A Toronto emergency response unit is deploying three members and a mass of purification equipment to St. Lucia, after hurricane Tomas left the island nation decimated and without drinking water.

GlobalMedic staff was preparing to leave for St. Lucia on Saturday, with enough equipment to provide 1.5 million litres of clean drinking water a day.

For GlobalMedic member Lynton Popo, the trip goes beyond charity. The St. Lucia native abandoned vacation plans to go home and help restore his homeland.

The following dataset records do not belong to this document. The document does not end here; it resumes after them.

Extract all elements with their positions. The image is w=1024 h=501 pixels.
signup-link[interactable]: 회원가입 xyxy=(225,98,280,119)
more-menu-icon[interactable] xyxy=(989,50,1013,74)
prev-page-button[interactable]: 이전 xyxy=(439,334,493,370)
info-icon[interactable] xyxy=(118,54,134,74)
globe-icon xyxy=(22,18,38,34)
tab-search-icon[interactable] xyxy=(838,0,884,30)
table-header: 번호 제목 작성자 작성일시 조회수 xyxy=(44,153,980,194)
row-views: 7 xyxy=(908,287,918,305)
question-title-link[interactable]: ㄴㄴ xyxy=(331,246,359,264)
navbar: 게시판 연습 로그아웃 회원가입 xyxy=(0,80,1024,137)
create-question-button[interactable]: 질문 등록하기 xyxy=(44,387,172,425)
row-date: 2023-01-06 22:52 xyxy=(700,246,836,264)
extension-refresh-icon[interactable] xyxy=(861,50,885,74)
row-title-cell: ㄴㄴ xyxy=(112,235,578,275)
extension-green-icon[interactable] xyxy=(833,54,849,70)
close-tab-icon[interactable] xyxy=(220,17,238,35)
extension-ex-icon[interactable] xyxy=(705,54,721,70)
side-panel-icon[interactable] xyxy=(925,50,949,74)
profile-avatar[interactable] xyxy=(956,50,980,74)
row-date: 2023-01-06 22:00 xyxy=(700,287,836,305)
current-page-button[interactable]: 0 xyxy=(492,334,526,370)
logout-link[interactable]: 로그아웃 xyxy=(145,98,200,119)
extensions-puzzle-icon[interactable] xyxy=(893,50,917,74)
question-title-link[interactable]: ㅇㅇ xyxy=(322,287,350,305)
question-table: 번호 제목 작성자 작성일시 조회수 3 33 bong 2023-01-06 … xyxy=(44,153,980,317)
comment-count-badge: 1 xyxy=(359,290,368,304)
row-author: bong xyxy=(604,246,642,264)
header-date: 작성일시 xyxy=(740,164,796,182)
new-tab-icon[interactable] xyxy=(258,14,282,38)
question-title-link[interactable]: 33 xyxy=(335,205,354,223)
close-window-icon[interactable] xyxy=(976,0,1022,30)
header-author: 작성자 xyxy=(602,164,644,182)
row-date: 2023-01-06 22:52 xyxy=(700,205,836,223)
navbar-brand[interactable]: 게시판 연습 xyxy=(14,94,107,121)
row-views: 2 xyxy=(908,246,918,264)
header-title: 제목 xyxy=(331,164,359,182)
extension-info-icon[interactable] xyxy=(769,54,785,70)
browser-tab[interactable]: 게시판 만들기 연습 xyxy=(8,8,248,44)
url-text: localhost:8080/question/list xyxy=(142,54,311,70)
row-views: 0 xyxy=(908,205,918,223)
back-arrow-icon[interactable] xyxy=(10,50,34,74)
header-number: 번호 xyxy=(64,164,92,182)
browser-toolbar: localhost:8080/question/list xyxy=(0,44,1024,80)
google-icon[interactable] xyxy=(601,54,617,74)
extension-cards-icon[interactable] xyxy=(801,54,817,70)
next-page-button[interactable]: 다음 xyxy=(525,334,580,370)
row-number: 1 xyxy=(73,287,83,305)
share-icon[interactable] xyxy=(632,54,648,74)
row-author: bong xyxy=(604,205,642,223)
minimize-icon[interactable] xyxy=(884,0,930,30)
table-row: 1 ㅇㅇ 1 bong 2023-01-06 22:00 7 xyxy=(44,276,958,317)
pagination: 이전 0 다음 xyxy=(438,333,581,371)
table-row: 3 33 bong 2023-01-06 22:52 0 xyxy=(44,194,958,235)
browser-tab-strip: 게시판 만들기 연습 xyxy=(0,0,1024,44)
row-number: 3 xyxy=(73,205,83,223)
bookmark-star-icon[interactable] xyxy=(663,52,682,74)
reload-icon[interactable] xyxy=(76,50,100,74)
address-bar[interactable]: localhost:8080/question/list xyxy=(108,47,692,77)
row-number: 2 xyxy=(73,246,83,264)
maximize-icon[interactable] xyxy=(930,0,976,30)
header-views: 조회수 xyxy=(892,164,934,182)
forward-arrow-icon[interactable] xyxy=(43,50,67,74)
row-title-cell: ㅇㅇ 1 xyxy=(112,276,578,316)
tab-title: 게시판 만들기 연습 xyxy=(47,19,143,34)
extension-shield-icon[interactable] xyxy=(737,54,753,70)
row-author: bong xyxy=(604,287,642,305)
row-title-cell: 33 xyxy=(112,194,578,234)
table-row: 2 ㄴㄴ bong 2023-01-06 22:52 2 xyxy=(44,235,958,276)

"Usually I am very excited to be going down to St. Lucia. But on this occasion there is a little bit of trepidation not knowing what I'll find down there and not looking forward to what I will see," Popo told CTV News on Saturday.

Fourteen people were killed when Tomas struck St. Lucia as a Category 1 hurricane last week, decimating villages and knocking out the island's primary water supply.

Popo, an Air Canada employee, said his family is fine. But many others are not as lucky.

"It is incumbent on all of us, especially Lucians who are living overseas, to help out," Popo said.

GlobalMedic will be taking six purification units capable of providing 6,000 beneficiaries with clean drinking water, one million water purification tablets and 50,000 water purification sachets to provide 1.5 million litres of clean drinking water each day.

"Drinking water is kind of main thing for survival. We have taps, they have nothing right now after hurricane," said paramedic Matt Brouwer, 21, who is heading on his first mission with the group.

GlobalMedic currently has water purification units in Pakistan and Haiti, where residents still recovering from the 2009 earthquake were also hit by Hurricane Tomas.